As a people, we should strive to secure our environment. I know that the training that you would’ve received has equipped you with the knowledge to carry out the services needed to add to what government is doing to eliminate the use of those chemicals that continue to pose a threat to our environment.”

Some of the technicians who received their Retrofitters Licence

Guyana is implementing a programme to phase out Hydrochlorofluorocarbons (HCFCs), a group of ozone-depleting substances (ODS), primarily used in refrigeration and air conditioning equipment.

Chief Hydromet Officer, Dr. Garvin Cummings said for years the National Ozone Action Unit has been involved in delivering Guyana’s obligation under the Montreal Protocol for the phase-out of ozone-depleting substances. 

“The National Ozone Action Unit (NOAU) falls under the responsibility of the Hydrometeorological Service. For several years, the unit has been involved in delivering Guyana’s obligation under the Montreal Protocol for the phase-out of ozone-depleting substances. Guyana has successfully phased out Chlorofluorocarbons (CFCs) and is now in the process of phasing out Hydrochlorofluorocarbons (HCFCs) under the HFC Management Plan Project.

As the world moves towards a stronger climate and environmental knowledge, new technology is being embraced to address the challenges related to the ozone layer and also those challenges related to climate change. As the technologies evolve to address the challenges in the environment, we must also train our people so that they can adequately use these technologies and resources. Part of the NOAU’s mandate is to work with the Ministry of Education and the technical institutions to train technicians to utilise technology that are both ozone and climate-friendly,” Dr. Cummings said.

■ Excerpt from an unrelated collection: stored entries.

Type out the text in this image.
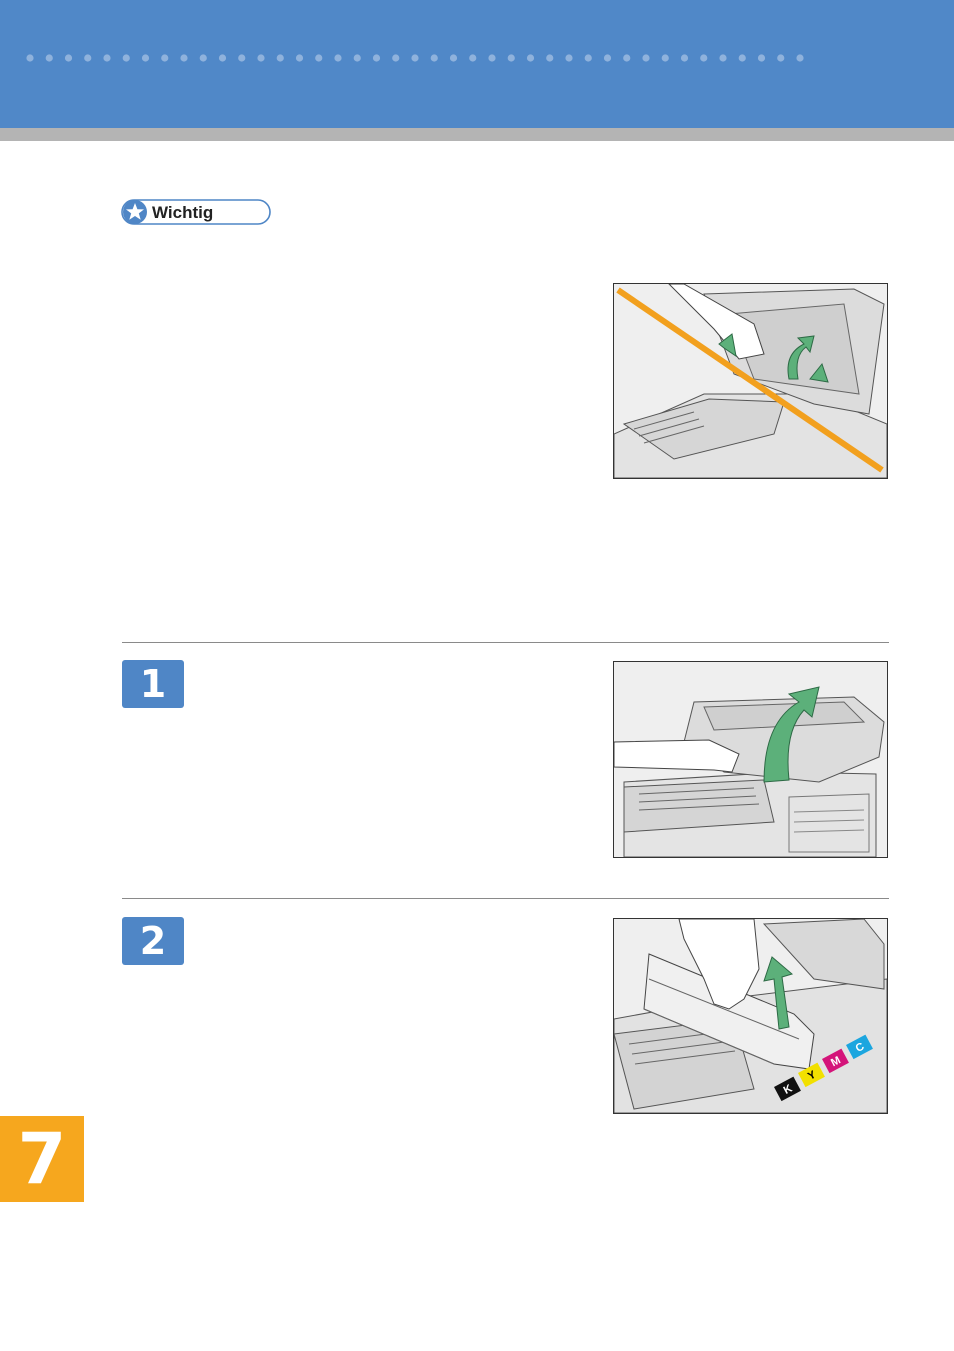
Wichtig
1
2
K
Y
M
C
7
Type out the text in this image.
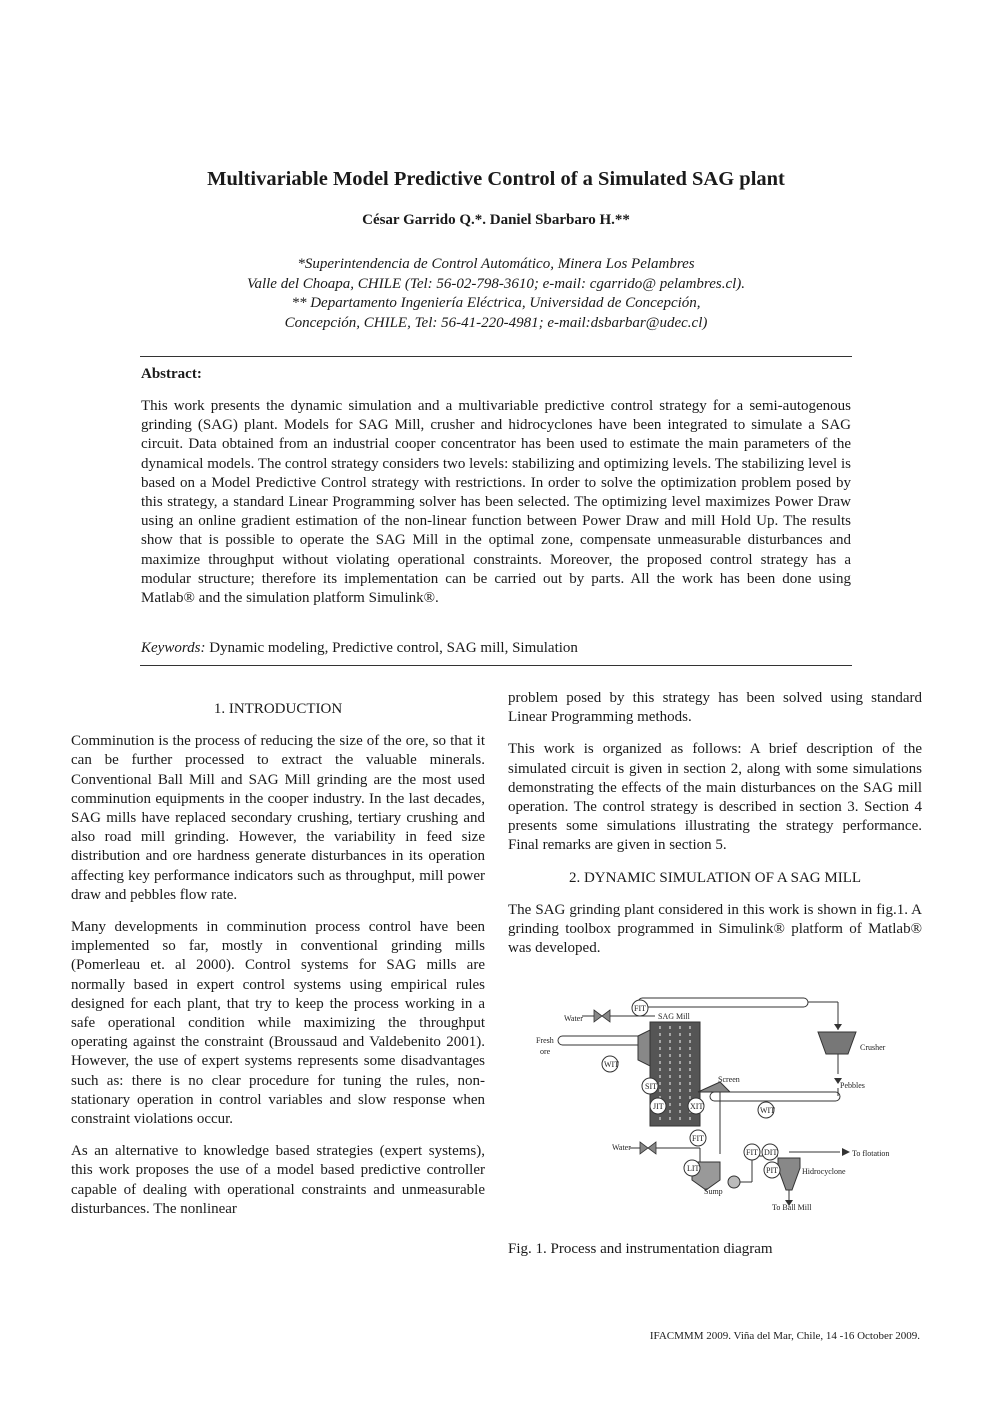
Multivariable Model Predictive Control of a Simulated SAG plant
César Garrido Q.*. Daniel Sbarbaro H.**
*Superintendencia de Control Automático, Minera Los Pelambres
Valle del Choapa, CHILE (Tel: 56-02-798-3610; e-mail: cgarrido@ pelambres.cl).
** Departamento Ingeniería Eléctrica, Universidad de Concepción,
Concepción, CHILE, Tel: 56-41-220-4981; e-mail:dsbarbar@udec.cl)
Abstract:
This work presents the dynamic simulation and a multivariable predictive control strategy for a semi-autogenous grinding (SAG) plant. Models for SAG Mill, crusher and hidrocyclones have been integrated to simulate a SAG circuit. Data obtained from an industrial cooper concentrator has been used to estimate the main parameters of the dynamical models. The control strategy considers two levels: stabilizing and optimizing levels. The stabilizing level is based on a Model Predictive Control strategy with restrictions. In order to solve the optimization problem posed by this strategy, a standard Linear Programming solver has been selected. The optimizing level maximizes Power Draw using an online gradient estimation of the non-linear function between Power Draw and mill Hold Up. The results show that is possible to operate the SAG Mill in the optimal zone, compensate unmeasurable disturbances and maximize throughput without violating operational constraints. Moreover, the proposed control strategy has a modular structure; therefore its implementation can be carried out by parts. All the work has been done using Matlab® and the simulation platform Simulink®.
Keywords: Dynamic modeling, Predictive control, SAG mill, Simulation
1. INTRODUCTION

Comminution is the process of reducing the size of the ore, so that it can be further processed to extract the valuable minerals. Conventional Ball Mill and SAG Mill grinding are the most used comminution equipments in the cooper industry. In the last decades, SAG mills have replaced secondary crushing, tertiary crushing and also road mill grinding. However, the variability in feed size distribution and ore hardness generate disturbances in its operation affecting key performance indicators such as throughput, mill power draw and pebbles flow rate.

Many developments in comminution process control have been implemented so far, mostly in conventional grinding mills (Pomerleau et. al 2000). Control systems for SAG mills are normally based in expert control systems using empirical rules designed for each plant, that try to keep the process working in a safe operational condition while maximizing the throughput operating against the constraint (Broussaud and Valdebenito 2001). However, the use of expert systems represents some disadvantages such as: there is no clear procedure for tuning the rules, non-stationary operation in control variables and slow response when constraint violations occur.

As an alternative to knowledge based strategies (expert systems), this work proposes the use of a model based predictive controller capable of dealing with operational constraints and unmeasurable disturbances. The nonlinear

problem posed by this strategy has been solved using standard Linear Programming methods.

This work is organized as follows: A brief description of the simulated circuit is given in section 2, along with some simulations demonstrating the effects of the main disturbances on the SAG mill operation. The control strategy is described in section 3. Section 4 presents some simulations illustrating the strategy performance. Final remarks are given in section 5.

2. DYNAMIC SIMULATION OF A SAG MILL

The SAG grinding plant considered in this work is shown in fig.1. A grinding toolbox programmed in Simulink® platform of Matlab® was developed.

FIT
WIT
SIT
JIT	XIT	WIT
FIT
LIT
FIT DIT
PIT
Water
Fresh
ore
SAG Mill
Crusher
Pebbles
Screen
Water
Sump
Hidrocyclone
To flotation
To Ball Mill
Fig. 1. Process and instrumentation diagram
IFACMMM 2009. Viña del Mar, Chile, 14 -16 October 2009.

The NOAU in collaboration with the Ministry of Education, the Cooling Industry, and the Technical Institutes has been involved in the training of technicians in the Refrigeration and Air Condition (RAC) Sector, to upgrade their skills and ensure they perform their tasks using safe practices.

After 48 hours of training over a six-week period, technicians would then have to apply to the NOAU for their licenses. A board consisting of experts from the Refrigeration and Air Condition (RAC) Sector, the Cooling Industry, and the Ministry of Education (Technical), would then evaluate the students, with those successful later being issued with their Retrofitter license.

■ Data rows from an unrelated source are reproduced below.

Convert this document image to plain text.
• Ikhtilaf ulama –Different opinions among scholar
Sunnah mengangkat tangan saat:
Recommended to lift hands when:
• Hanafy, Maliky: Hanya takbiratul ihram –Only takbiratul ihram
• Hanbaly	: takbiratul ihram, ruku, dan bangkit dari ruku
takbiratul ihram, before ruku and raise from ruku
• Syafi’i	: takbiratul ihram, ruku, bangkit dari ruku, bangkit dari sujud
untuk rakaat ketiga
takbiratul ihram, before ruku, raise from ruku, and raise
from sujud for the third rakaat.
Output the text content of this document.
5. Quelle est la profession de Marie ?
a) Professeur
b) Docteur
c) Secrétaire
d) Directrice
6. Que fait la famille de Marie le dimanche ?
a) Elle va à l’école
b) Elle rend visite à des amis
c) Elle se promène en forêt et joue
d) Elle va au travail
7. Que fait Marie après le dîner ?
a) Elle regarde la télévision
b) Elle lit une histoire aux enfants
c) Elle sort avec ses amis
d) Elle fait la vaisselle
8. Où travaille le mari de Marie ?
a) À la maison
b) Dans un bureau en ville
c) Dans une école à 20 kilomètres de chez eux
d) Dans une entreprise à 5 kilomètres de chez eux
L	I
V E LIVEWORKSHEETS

Guyana became a party to the Vienna Convention for the protection of the ozone layer and the Montreal Protocol on Substances the Deplete the Ozone Layer on 12 August 1993 and subsequently ratified the London, Copenhagen, and Montreal Amendments on July 23, 1999. 

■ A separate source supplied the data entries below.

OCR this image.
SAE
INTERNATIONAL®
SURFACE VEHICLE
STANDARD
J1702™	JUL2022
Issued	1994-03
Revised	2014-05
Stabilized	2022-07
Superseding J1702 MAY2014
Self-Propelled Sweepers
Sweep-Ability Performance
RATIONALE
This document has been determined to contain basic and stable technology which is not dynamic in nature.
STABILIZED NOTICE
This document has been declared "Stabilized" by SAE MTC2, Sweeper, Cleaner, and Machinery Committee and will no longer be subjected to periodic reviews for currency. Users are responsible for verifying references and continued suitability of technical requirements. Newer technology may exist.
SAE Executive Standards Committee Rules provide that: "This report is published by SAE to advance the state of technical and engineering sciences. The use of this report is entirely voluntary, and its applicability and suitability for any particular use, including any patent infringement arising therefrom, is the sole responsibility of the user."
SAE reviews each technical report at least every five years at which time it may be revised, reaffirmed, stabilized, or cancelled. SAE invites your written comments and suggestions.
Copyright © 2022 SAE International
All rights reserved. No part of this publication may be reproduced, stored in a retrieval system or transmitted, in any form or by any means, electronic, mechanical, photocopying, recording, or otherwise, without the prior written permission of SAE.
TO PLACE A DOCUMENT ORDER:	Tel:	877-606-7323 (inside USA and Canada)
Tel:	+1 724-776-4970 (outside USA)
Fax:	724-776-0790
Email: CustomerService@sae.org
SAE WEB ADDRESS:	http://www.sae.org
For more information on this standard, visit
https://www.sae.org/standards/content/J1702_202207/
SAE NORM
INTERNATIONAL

As a party to the Montreal Protocol, Guyana is required to eliminate the consumption of ozone-depleting substances, through a step-wise phase-out schedule.  Since the ratification of the Montreal Protocol Guyana has implemented several initiatives to phase out ozone-depleting substances (ODS).

So far, there has been an amendment to the Montreal Protocol, the Kigali Amendment which has already entered into force, since January 1, 2019. This now focuses on the phase-out of HFCs refrigerants, which although are Ozone friendly are known to be greenhouse gases more potent than carbon dioxide in the atmosphere.

Hence RAC Technicians are required to continually upgrade their skills in order to handle the new refrigerants and technology and to prepare technicians to meet and deal with rising challenges that are evident in the cooling and freezing industry.